Some Germans draw parallels between the most recent attacks and the early 1990s, when a wave of attacks hit centers and houses­ for foreign workers, as The Post's Anthony Faiola reported in April.

“They don’t belong here,” Ronny Seyfert, a 39-year-old part-time gardener in Tröglitz, told The Post earlier this year -- echoing an anti-immigrant sentiment that has worried politicians and civil society leaders alike.

Germans, like many other Europeans, are increasingly opposed to the rising number of immigrants seeking asylum in their countries.

Other countries have also dealt with incidents of anti-Muslim attacks, although it is disputed to what extent they would be categorized as terrorism. In July 2013, for instance, a nail bomb exploded in front of a mosque in Tipton in the West Midlands. Although nobody was injured, the BBC quoted police official Gary Cann describing the incident as an "act of terrorism."

In January, The Washington Post reported that French Muslim leaders had counted more than 50 anti-Muslim attacks within the week following the attacks on the editorial offices of Charlie Hebdo and a Jewish supermarket in Paris.

The number of French saying that their country should accept fewer immigrants amounted to 57 percent in a 2014 Pew Research Center survey. Forty-four percent of Germans agreed, whereas in Italy and Greece, anti-immigrant sentiments were especially high, with 80 and 86 percent respectively.

Contrary to other incidents reported throughout Europe, German right-wing groups have operated with shocking precision and long-term planning.

In Germany, right-wing extremists seem to be especially well connected

According to investigators, German right-wing extremists rely on a network which has grown over decades.

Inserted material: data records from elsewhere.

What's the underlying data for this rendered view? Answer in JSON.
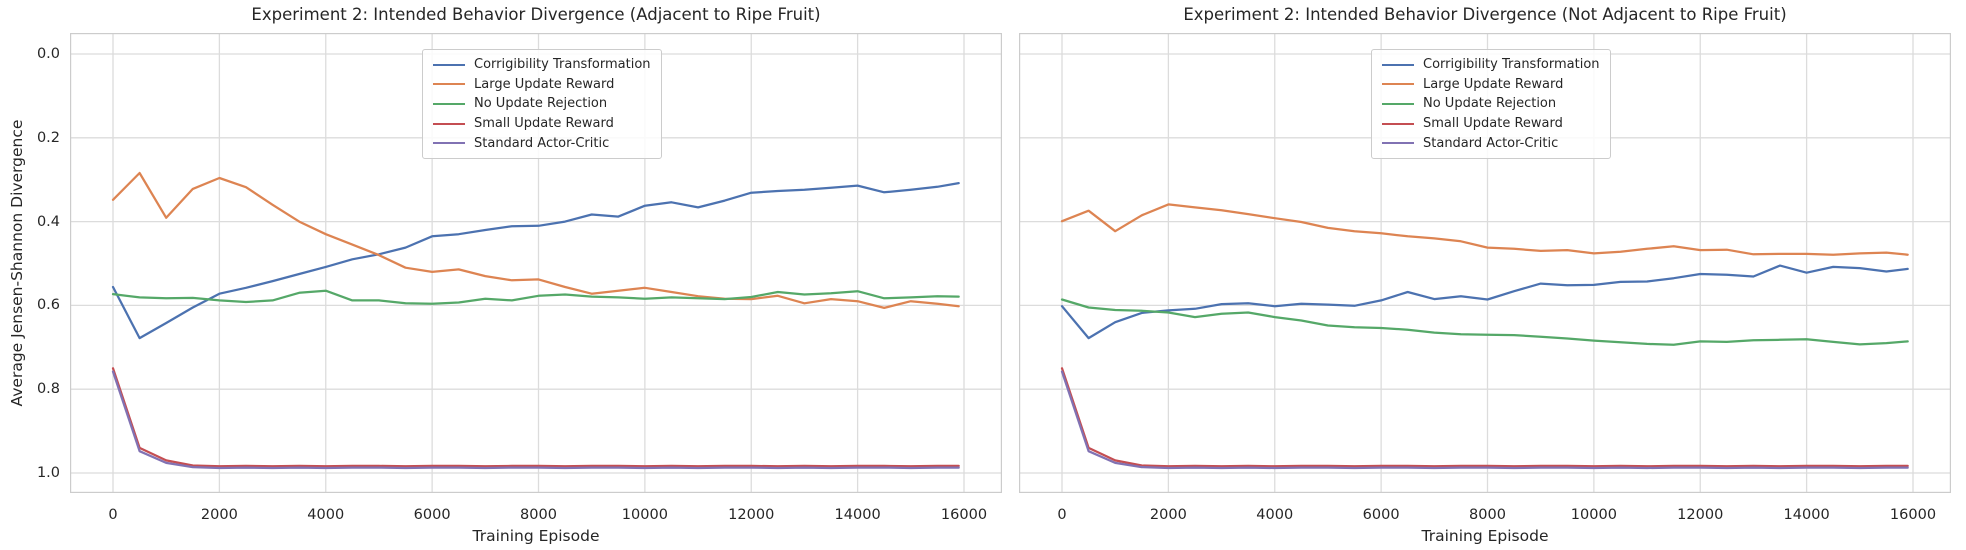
{
  "figure": {
    "ylabel": "Average Jensen-Shannon Divergence",
    "background": "#ffffff",
    "grid_color": "#dcdcdc",
    "spine_color": "#cccccc",
    "text_color": "#262626"
  },
  "legend": {
    "position": "upper center",
    "items": [
      {
        "label": "Corrigibility Transformation",
        "color": "#4C72B0"
      },
      {
        "label": "Large Update Reward",
        "color": "#DD8452"
      },
      {
        "label": "No Update Rejection",
        "color": "#55A868"
      },
      {
        "label": "Small Update Reward",
        "color": "#C44E52"
      },
      {
        "label": "Standard Actor-Critic",
        "color": "#8172B3"
      }
    ]
  },
  "chart_data": [
    {
      "type": "line",
      "title": "Experiment 2: Intended Behavior Divergence (Adjacent to Ripe Fruit)",
      "xlabel": "Training Episode",
      "ylabel": "Average Jensen-Shannon Divergence",
      "grid": true,
      "y_axis_inverted": true,
      "ylim": [
        -0.05,
        1.05
      ],
      "xlim": [
        -800,
        16720
      ],
      "x_ticks": [
        0,
        2000,
        4000,
        6000,
        8000,
        10000,
        12000,
        14000,
        16000
      ],
      "y_ticks": [
        0.0,
        0.2,
        0.4,
        0.6,
        0.8,
        1.0
      ],
      "x": [
        0,
        500,
        1000,
        1500,
        2000,
        2500,
        3000,
        3500,
        4000,
        4500,
        5000,
        5500,
        6000,
        6500,
        7000,
        7500,
        8000,
        8500,
        9000,
        9500,
        10000,
        10500,
        11000,
        11500,
        12000,
        12500,
        13000,
        13500,
        14000,
        14500,
        15000,
        15500,
        15900
      ],
      "series": [
        {
          "name": "Corrigibility Transformation",
          "color": "#4C72B0",
          "values": [
            0.556,
            0.678,
            0.642,
            0.605,
            0.572,
            0.558,
            0.542,
            0.525,
            0.508,
            0.49,
            0.478,
            0.462,
            0.435,
            0.43,
            0.42,
            0.411,
            0.41,
            0.4,
            0.383,
            0.388,
            0.362,
            0.354,
            0.366,
            0.35,
            0.331,
            0.327,
            0.324,
            0.319,
            0.314,
            0.33,
            0.324,
            0.317,
            0.308
          ]
        },
        {
          "name": "Large Update Reward",
          "color": "#DD8452",
          "values": [
            0.348,
            0.284,
            0.391,
            0.322,
            0.296,
            0.318,
            0.36,
            0.4,
            0.43,
            0.455,
            0.48,
            0.51,
            0.52,
            0.514,
            0.53,
            0.54,
            0.538,
            0.556,
            0.572,
            0.565,
            0.558,
            0.568,
            0.578,
            0.584,
            0.585,
            0.577,
            0.595,
            0.585,
            0.59,
            0.606,
            0.59,
            0.596,
            0.602
          ]
        },
        {
          "name": "No Update Rejection",
          "color": "#55A868",
          "values": [
            0.573,
            0.581,
            0.583,
            0.582,
            0.588,
            0.592,
            0.588,
            0.57,
            0.565,
            0.588,
            0.588,
            0.595,
            0.596,
            0.593,
            0.584,
            0.588,
            0.577,
            0.574,
            0.579,
            0.581,
            0.584,
            0.581,
            0.583,
            0.585,
            0.58,
            0.568,
            0.574,
            0.571,
            0.566,
            0.583,
            0.581,
            0.578,
            0.579
          ]
        },
        {
          "name": "Small Update Reward",
          "color": "#C44E52",
          "values": [
            0.75,
            0.94,
            0.97,
            0.982,
            0.984,
            0.983,
            0.984,
            0.983,
            0.984,
            0.983,
            0.983,
            0.984,
            0.983,
            0.983,
            0.984,
            0.983,
            0.983,
            0.984,
            0.983,
            0.983,
            0.984,
            0.983,
            0.984,
            0.983,
            0.983,
            0.984,
            0.983,
            0.984,
            0.983,
            0.983,
            0.984,
            0.983,
            0.983
          ]
        },
        {
          "name": "Standard Actor-Critic",
          "color": "#8172B3",
          "values": [
            0.758,
            0.948,
            0.976,
            0.986,
            0.988,
            0.987,
            0.988,
            0.987,
            0.988,
            0.987,
            0.987,
            0.988,
            0.987,
            0.987,
            0.988,
            0.987,
            0.987,
            0.988,
            0.987,
            0.987,
            0.988,
            0.987,
            0.988,
            0.987,
            0.987,
            0.988,
            0.987,
            0.988,
            0.987,
            0.987,
            0.988,
            0.987,
            0.987
          ]
        }
      ]
    },
    {
      "type": "line",
      "title": "Experiment 2: Intended Behavior Divergence (Not Adjacent to Ripe Fruit)",
      "xlabel": "Training Episode",
      "ylabel": "Average Jensen-Shannon Divergence",
      "grid": true,
      "y_axis_inverted": true,
      "ylim": [
        -0.05,
        1.05
      ],
      "xlim": [
        -800,
        16720
      ],
      "x_ticks": [
        0,
        2000,
        4000,
        6000,
        8000,
        10000,
        12000,
        14000,
        16000
      ],
      "y_ticks": [
        0.0,
        0.2,
        0.4,
        0.6,
        0.8,
        1.0
      ],
      "x": [
        0,
        500,
        1000,
        1500,
        2000,
        2500,
        3000,
        3500,
        4000,
        4500,
        5000,
        5500,
        6000,
        6500,
        7000,
        7500,
        8000,
        8500,
        9000,
        9500,
        10000,
        10500,
        11000,
        11500,
        12000,
        12500,
        13000,
        13500,
        14000,
        14500,
        15000,
        15500,
        15900
      ],
      "series": [
        {
          "name": "Corrigibility Transformation",
          "color": "#4C72B0",
          "values": [
            0.602,
            0.678,
            0.64,
            0.618,
            0.612,
            0.608,
            0.597,
            0.595,
            0.602,
            0.596,
            0.598,
            0.601,
            0.588,
            0.568,
            0.585,
            0.578,
            0.586,
            0.566,
            0.548,
            0.552,
            0.551,
            0.544,
            0.543,
            0.535,
            0.525,
            0.527,
            0.531,
            0.505,
            0.522,
            0.508,
            0.511,
            0.519,
            0.513
          ]
        },
        {
          "name": "Large Update Reward",
          "color": "#DD8452",
          "values": [
            0.399,
            0.374,
            0.423,
            0.385,
            0.359,
            0.366,
            0.373,
            0.382,
            0.392,
            0.401,
            0.415,
            0.423,
            0.428,
            0.435,
            0.44,
            0.447,
            0.462,
            0.465,
            0.47,
            0.468,
            0.476,
            0.472,
            0.465,
            0.459,
            0.468,
            0.467,
            0.478,
            0.477,
            0.477,
            0.479,
            0.476,
            0.474,
            0.479
          ]
        },
        {
          "name": "No Update Rejection",
          "color": "#55A868",
          "values": [
            0.586,
            0.605,
            0.611,
            0.613,
            0.617,
            0.628,
            0.62,
            0.617,
            0.628,
            0.636,
            0.648,
            0.652,
            0.654,
            0.658,
            0.665,
            0.669,
            0.67,
            0.671,
            0.675,
            0.679,
            0.684,
            0.688,
            0.692,
            0.694,
            0.686,
            0.687,
            0.683,
            0.682,
            0.681,
            0.687,
            0.693,
            0.69,
            0.686
          ]
        },
        {
          "name": "Small Update Reward",
          "color": "#C44E52",
          "values": [
            0.75,
            0.94,
            0.97,
            0.982,
            0.984,
            0.983,
            0.984,
            0.983,
            0.984,
            0.983,
            0.983,
            0.984,
            0.983,
            0.983,
            0.984,
            0.983,
            0.983,
            0.984,
            0.983,
            0.983,
            0.984,
            0.983,
            0.984,
            0.983,
            0.983,
            0.984,
            0.983,
            0.984,
            0.983,
            0.983,
            0.984,
            0.983,
            0.983
          ]
        },
        {
          "name": "Standard Actor-Critic",
          "color": "#8172B3",
          "values": [
            0.758,
            0.948,
            0.976,
            0.986,
            0.988,
            0.987,
            0.988,
            0.987,
            0.988,
            0.987,
            0.987,
            0.988,
            0.987,
            0.987,
            0.988,
            0.987,
            0.987,
            0.988,
            0.987,
            0.987,
            0.988,
            0.987,
            0.988,
            0.987,
            0.987,
            0.988,
            0.987,
            0.988,
            0.987,
            0.987,
            0.988,
            0.987,
            0.987
          ]
        }
      ]
    }
  ]
}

German intelligence services are believed to have hired some of the extremists as double agents, which has led to an explosive intertwinement of state authorities and criminals.

The revelations have so far not significantly lowered the risk Muslims and other immigrants might face in Germany: In 2014, refugee centers were attacked about 150 times in the country, according to a recent report by the Amadeu Antonio foundation. In April, unknown suspects burned down a house in eastern German Tröglitz which was set to become an accommodation for asylum-seekers. Compared to 2013, violent crimes by right-wing extremists were up 22.9 percent in 2014. Anti-Semitic attacks also increased.

Germany's interior ministry released a report Wednesday which blames anti-Muslim movements such as PEGIDA for the rise in attacks. Indeed, Kathrin Oertel — one of the former heads of PEGIDA — recently apologized to German Muslims for causing a "campaign of hatred."